Juries are also to some extent stuck with the law they’re given. Those dismayed by the Rittenhouse verdict, for instance, should consider focusing their ire on Wisconsin’s self-defense law rather than the jury that enforced it. On the flip side, two of Ahmaud Arbery’s pursuers were convicted of a crime called “felony murder,” whereby a defendant is guilty of murder when a death occurs in the commission of some other felony, even if the death was both unintended and unforeseeable. While both of us believe those defendants should never have followed Arbery in the first place and that his killing was a terrible wrong, we also believe felony murder is illegitimate and potentially unconstitutional.

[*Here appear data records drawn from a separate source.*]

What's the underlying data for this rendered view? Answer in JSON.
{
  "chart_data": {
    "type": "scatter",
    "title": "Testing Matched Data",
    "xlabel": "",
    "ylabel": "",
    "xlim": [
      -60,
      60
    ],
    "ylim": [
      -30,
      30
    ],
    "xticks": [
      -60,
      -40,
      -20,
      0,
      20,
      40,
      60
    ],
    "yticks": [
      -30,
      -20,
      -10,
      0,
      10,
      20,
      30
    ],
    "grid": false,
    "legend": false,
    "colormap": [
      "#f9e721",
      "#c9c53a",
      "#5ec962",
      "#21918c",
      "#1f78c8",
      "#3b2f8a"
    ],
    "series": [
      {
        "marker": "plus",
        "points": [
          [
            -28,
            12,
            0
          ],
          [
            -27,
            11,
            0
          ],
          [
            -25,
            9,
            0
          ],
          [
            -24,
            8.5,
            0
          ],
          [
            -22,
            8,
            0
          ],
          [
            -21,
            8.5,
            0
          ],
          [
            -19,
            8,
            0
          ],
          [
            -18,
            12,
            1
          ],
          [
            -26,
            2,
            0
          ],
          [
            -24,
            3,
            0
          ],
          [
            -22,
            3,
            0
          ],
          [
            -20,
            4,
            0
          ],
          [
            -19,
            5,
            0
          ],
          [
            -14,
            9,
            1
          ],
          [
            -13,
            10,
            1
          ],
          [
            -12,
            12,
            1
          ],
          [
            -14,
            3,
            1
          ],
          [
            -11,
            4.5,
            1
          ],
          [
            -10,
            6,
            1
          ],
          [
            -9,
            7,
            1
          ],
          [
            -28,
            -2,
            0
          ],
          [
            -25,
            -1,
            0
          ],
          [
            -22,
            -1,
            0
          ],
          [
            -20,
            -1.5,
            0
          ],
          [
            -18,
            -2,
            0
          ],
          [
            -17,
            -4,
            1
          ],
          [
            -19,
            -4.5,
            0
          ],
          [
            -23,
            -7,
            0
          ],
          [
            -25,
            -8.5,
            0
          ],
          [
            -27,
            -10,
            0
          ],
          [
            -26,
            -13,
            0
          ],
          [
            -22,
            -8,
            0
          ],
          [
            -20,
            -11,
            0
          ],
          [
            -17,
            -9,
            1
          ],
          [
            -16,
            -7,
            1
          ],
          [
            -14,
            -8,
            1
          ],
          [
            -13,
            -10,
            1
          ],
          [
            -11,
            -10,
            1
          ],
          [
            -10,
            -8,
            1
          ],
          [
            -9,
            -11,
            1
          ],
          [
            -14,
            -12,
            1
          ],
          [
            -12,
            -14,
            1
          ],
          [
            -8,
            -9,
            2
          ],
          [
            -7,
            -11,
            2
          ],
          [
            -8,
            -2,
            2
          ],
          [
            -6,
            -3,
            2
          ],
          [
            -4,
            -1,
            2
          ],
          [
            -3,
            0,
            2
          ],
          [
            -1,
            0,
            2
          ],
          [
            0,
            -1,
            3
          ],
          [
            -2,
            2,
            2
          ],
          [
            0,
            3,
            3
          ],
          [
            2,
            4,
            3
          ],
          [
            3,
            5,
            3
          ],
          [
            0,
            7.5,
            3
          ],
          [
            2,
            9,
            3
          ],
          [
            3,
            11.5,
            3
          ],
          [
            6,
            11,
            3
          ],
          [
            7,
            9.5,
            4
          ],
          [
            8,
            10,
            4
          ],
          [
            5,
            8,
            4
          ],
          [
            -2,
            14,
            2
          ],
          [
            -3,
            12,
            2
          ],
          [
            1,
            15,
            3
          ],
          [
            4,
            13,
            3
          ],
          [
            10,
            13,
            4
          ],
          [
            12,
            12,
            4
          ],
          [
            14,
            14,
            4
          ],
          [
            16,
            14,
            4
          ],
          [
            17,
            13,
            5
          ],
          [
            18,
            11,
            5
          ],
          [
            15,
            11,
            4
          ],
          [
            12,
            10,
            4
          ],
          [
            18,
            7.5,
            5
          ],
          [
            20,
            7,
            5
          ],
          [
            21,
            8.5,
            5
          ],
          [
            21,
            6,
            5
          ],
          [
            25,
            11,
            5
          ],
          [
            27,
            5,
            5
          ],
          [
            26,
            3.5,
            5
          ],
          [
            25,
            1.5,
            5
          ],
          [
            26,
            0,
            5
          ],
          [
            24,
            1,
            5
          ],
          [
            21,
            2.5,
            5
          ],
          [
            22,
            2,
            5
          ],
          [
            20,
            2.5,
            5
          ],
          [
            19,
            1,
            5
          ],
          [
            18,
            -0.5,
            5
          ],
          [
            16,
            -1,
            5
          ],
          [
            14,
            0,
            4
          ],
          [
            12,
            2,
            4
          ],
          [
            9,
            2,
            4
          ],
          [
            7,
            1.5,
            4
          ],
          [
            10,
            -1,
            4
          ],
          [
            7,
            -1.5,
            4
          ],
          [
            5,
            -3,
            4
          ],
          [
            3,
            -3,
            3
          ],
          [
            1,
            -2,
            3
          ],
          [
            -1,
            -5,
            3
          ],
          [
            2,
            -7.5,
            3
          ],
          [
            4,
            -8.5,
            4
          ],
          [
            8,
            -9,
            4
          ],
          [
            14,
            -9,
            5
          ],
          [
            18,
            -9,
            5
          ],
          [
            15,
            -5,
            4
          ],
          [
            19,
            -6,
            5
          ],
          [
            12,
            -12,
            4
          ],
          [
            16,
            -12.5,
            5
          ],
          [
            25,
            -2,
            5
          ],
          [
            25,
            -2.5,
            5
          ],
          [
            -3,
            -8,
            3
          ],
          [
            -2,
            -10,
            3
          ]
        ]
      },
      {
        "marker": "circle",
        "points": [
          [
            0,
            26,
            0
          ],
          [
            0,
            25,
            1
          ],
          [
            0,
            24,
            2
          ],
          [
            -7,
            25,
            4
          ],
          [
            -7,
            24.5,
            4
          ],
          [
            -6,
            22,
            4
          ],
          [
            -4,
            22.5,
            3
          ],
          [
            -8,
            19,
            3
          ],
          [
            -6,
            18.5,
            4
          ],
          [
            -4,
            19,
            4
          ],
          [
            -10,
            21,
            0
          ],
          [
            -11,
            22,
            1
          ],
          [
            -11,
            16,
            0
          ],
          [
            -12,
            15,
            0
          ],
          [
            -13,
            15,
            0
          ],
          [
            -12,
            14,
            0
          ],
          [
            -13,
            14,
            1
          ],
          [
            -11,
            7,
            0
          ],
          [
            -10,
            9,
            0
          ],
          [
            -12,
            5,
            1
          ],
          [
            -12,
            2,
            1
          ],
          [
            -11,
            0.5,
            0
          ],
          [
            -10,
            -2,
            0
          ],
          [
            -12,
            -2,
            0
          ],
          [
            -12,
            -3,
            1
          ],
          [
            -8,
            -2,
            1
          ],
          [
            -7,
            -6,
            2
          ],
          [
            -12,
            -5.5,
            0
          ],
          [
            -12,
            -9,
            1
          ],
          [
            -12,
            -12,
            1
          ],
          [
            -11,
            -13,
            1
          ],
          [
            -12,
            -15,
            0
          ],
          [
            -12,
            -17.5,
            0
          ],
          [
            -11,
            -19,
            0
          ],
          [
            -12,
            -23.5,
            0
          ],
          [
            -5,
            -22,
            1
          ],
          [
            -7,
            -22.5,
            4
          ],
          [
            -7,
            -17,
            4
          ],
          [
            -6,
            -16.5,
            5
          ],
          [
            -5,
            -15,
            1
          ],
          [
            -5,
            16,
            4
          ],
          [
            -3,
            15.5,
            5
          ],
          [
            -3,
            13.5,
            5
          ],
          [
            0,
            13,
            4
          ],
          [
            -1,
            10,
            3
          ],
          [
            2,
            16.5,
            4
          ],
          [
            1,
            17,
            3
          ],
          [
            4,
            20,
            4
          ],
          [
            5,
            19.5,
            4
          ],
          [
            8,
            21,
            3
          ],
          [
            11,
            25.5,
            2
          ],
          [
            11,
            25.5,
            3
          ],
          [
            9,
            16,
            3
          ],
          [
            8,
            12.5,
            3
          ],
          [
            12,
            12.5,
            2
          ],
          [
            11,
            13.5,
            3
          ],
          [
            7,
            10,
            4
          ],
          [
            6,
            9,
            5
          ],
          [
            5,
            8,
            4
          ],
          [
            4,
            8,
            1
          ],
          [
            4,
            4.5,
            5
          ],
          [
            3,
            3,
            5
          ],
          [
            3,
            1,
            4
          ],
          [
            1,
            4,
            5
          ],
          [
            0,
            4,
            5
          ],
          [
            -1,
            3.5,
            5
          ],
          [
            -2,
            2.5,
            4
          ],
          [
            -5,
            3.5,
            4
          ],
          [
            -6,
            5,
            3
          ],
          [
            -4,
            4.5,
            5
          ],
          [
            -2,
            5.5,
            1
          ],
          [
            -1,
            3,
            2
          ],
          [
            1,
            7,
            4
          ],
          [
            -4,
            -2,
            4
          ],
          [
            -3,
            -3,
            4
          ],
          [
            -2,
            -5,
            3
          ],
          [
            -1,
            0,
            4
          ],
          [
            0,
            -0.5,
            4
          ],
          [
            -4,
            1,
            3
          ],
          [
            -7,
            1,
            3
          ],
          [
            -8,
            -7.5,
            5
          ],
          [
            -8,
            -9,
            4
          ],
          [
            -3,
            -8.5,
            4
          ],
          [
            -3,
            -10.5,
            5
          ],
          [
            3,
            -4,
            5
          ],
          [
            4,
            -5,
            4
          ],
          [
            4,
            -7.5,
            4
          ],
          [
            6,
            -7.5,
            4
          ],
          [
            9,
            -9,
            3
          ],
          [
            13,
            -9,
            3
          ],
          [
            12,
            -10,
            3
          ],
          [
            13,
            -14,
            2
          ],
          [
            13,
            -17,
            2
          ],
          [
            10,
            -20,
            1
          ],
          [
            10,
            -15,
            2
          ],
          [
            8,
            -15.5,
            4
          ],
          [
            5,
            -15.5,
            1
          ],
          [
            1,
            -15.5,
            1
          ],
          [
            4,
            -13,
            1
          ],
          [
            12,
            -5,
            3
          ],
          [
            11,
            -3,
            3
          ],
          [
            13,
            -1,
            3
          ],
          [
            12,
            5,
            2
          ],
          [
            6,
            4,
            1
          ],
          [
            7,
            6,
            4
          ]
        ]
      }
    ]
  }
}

Yet despite the drawbacks of trial by jury, the alternative—the ad hoc practice called plea bargaining—is far worse. In particular, coercive plea bargaining artificially lowers the cost of obtaining a criminal conviction. Prosecutors can induce defendants to plead guilty by bringing more—and more-serious—charges than are truly warranted, particularly when combined with pretrial detention. Many of these charges would implode spectacularly if tested in the crucible of an adversarial proceeding, and plea bargains protect prosecutors from having to go through the hard, constitutionally mandated work of building a case for guilt beyond a reasonable doubt. This vastly increases the number of prosecutions the government can pursue and facilitates mass incarceration.

Plea bargaining can also hide police misconduct from public scrutiny by ensuring that rights-violating officers rarely take the stand. Then there’s the horrifying reality that innocent people are sometimes pressured into pleading guilty to crimes. While it is impossible to say exactly how often this happens, scholars place it between 1.6% and 8% of all felony convictions.

More jury trials won’t solve all the problems in our criminal-justice system. But they would bring more misconduct to light and thereby make courts and prosecutions fairer. Potential reforms include curbing the misuse of pretrial detention and mandatory minimum sentences to exert plea leverage; capping how much prosecutors can offer to lower charges in plea bargains; creating watchdogs inside and outside the justice system to scrutinize the validity of a guilty plea before a conviction is entered; and giving sentencing information to jurors so they understand the full consequences of a conviction for the defendant.

We need more jury trials because they prevent the government from unilaterally convicting those it has accused of crimes and ensure that ordinary citizens get to make the call about who deserves to be punished. There’s nothing more American than that.